そして、羽田競馬は全国最高の売上を計上!、「日本一の地方競馬場」と新聞に載るほどの盛況ぶりだったとか。しかし、軍馬資源保護法の公布とともに廃場となり、戦後現在の大井競馬場に移りました。
また、東京府(現在の東京都)には八王子にも競馬場があって、こちらも羽田と同じく1周約1600mのすばらしいコースだったようですが、軍馬資源保護法公布後は鍛錬馬場として機能。昭和24年12月を最後に大井競馬場に移されました。
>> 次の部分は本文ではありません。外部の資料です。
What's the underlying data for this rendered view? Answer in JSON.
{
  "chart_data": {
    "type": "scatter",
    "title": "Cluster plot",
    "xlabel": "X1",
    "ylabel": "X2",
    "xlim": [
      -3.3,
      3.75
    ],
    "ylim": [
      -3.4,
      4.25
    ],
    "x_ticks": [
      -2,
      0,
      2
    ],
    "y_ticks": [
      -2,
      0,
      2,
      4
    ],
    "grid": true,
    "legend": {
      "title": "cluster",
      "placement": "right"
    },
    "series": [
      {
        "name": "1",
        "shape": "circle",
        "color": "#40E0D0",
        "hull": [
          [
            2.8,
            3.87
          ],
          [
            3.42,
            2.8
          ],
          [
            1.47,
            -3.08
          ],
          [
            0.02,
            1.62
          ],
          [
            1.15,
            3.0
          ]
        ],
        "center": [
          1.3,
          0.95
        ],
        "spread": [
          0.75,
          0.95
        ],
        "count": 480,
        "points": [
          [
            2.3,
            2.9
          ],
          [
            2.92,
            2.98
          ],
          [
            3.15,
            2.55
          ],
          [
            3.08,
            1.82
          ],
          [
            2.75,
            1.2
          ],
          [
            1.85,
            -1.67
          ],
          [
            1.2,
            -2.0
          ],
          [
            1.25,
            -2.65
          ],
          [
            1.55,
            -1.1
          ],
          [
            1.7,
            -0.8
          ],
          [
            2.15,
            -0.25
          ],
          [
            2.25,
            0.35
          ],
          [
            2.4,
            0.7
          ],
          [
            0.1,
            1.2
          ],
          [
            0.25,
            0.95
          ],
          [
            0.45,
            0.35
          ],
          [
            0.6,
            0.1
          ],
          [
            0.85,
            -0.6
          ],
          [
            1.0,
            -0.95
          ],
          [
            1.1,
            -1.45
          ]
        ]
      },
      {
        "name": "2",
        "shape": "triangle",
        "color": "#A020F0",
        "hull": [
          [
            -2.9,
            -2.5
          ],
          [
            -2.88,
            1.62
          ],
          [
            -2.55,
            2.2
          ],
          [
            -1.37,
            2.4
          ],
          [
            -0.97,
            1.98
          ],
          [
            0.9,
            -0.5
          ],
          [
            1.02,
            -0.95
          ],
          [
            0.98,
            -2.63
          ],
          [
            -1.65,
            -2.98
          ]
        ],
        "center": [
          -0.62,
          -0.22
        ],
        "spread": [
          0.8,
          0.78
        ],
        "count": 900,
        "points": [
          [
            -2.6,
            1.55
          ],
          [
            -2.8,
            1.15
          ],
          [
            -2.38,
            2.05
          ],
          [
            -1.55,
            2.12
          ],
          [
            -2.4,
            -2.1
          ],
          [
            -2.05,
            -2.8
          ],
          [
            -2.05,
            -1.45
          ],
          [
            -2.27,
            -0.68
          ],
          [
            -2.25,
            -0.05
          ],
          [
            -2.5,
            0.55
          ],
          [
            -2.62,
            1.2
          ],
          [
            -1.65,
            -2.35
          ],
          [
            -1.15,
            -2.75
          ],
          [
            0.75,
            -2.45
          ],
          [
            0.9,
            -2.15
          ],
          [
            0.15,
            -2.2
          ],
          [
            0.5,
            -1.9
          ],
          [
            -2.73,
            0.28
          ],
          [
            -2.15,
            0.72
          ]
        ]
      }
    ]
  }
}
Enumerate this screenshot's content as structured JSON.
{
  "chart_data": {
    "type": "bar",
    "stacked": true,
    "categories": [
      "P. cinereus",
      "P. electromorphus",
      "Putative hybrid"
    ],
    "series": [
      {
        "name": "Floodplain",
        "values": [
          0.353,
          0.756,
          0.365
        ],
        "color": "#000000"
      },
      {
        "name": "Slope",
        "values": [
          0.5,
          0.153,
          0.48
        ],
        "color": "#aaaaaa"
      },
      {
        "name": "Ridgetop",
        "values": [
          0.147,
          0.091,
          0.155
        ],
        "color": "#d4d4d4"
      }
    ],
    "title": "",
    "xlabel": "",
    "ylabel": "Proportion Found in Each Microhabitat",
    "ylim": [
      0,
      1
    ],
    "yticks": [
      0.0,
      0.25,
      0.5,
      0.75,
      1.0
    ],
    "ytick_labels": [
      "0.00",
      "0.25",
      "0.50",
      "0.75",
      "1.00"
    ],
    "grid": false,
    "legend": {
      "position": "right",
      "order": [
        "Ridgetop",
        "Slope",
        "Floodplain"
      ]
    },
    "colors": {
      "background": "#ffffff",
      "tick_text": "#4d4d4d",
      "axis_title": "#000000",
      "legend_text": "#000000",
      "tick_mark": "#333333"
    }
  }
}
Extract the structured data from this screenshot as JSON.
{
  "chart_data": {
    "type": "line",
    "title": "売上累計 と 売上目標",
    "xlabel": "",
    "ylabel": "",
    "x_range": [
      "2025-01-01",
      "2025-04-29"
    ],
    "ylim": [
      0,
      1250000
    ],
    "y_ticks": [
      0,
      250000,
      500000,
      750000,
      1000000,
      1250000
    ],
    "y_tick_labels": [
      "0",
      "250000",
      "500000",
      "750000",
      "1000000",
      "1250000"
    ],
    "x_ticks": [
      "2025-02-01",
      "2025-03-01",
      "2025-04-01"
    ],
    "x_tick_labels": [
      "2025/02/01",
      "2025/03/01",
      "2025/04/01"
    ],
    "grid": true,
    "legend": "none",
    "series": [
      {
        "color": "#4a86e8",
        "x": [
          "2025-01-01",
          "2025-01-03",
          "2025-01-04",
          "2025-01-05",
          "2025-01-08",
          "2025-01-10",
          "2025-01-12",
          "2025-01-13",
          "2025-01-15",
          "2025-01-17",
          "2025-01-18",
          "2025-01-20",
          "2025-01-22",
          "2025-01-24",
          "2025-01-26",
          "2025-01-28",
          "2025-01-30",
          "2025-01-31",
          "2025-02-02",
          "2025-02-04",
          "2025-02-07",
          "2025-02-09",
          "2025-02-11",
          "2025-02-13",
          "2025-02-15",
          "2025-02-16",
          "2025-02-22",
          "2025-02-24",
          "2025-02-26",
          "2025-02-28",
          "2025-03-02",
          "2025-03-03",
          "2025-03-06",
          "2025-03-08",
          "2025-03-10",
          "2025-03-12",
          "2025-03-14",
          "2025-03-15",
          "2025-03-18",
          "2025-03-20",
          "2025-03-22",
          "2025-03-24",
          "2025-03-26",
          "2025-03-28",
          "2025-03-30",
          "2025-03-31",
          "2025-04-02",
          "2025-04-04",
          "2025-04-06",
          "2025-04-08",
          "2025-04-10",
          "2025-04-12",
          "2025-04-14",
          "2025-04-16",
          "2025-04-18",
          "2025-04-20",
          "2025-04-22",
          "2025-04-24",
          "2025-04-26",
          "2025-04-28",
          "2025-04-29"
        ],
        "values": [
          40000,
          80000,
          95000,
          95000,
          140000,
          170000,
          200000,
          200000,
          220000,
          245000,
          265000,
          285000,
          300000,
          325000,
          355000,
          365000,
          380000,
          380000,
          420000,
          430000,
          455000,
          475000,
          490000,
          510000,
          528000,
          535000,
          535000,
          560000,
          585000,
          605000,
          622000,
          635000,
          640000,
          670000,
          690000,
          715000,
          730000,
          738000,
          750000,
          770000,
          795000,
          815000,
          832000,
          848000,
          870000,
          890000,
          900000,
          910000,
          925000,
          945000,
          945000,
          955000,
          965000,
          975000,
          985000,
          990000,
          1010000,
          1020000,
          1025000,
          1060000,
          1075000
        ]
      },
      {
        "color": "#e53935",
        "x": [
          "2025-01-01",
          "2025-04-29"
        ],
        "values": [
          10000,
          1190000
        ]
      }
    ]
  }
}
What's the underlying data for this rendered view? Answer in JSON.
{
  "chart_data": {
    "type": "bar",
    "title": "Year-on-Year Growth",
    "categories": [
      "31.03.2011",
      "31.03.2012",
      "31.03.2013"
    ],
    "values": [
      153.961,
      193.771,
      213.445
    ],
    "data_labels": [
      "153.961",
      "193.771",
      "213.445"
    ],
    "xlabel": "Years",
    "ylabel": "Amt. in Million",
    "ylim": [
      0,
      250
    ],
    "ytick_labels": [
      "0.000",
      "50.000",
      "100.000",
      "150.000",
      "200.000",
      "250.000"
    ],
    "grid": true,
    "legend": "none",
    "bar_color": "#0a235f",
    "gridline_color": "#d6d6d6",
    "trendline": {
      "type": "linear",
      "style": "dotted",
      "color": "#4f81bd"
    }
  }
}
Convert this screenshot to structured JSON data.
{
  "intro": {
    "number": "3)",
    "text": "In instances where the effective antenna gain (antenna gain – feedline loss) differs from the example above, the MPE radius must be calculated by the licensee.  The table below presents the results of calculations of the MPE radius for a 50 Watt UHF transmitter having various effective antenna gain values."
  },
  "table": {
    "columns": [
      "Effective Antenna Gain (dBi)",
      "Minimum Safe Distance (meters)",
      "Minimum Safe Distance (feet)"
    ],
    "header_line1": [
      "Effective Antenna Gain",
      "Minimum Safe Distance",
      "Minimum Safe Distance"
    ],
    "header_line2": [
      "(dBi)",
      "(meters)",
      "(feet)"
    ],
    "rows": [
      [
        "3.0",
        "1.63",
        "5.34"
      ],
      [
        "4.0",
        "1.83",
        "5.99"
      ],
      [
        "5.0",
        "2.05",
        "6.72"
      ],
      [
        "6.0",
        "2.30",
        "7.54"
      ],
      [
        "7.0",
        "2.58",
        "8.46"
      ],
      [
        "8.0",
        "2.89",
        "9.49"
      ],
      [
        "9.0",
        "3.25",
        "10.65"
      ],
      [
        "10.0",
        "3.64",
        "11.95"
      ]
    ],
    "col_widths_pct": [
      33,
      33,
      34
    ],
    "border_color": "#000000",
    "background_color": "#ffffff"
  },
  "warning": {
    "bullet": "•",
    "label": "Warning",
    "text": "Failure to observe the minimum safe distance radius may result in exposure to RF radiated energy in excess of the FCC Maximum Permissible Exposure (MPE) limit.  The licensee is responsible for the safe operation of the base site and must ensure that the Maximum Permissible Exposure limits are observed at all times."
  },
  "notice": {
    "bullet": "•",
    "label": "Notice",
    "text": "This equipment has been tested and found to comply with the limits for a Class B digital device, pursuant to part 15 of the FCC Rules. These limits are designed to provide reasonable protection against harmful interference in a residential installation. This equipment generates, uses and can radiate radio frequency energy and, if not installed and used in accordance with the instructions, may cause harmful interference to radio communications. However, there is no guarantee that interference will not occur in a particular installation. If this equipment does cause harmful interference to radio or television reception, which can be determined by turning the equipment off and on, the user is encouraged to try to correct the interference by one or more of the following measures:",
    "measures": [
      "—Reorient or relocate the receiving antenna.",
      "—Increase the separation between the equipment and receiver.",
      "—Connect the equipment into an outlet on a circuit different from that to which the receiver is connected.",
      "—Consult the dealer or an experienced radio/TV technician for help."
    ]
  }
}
当時の地方競馬は年間8日間の開催のみで正式な馬券は発売されていませんでした。しかし、「景品券」という馬券みたいなもの(現在のパチンコの景品を事務所で換金するようなものですかね?)があり、競馬ファンは結構楽しむことができたようです。しかも、1日あたり約7万人もの入場者があったそうなので、現在の中央競馬ローカル開催の入場者数よりも多いなんてびっくりです。
戦後になると、地方競馬が復興の名目で公式開催が認められるようになり、他の公営ギャンブル(競輪や競艇など)に負けず劣らず繁栄しますが、いかんせん競走馬が不足気味。そこで、オーストラリアやニュージーランドから多くの競走馬(いわゆる豪サラ)を輸入したのですが、なぜ芝競馬が盛んな国から輸入したのか?未だもって謎ではありますが、その豪サラたちは大井競馬場で活躍することになるのです。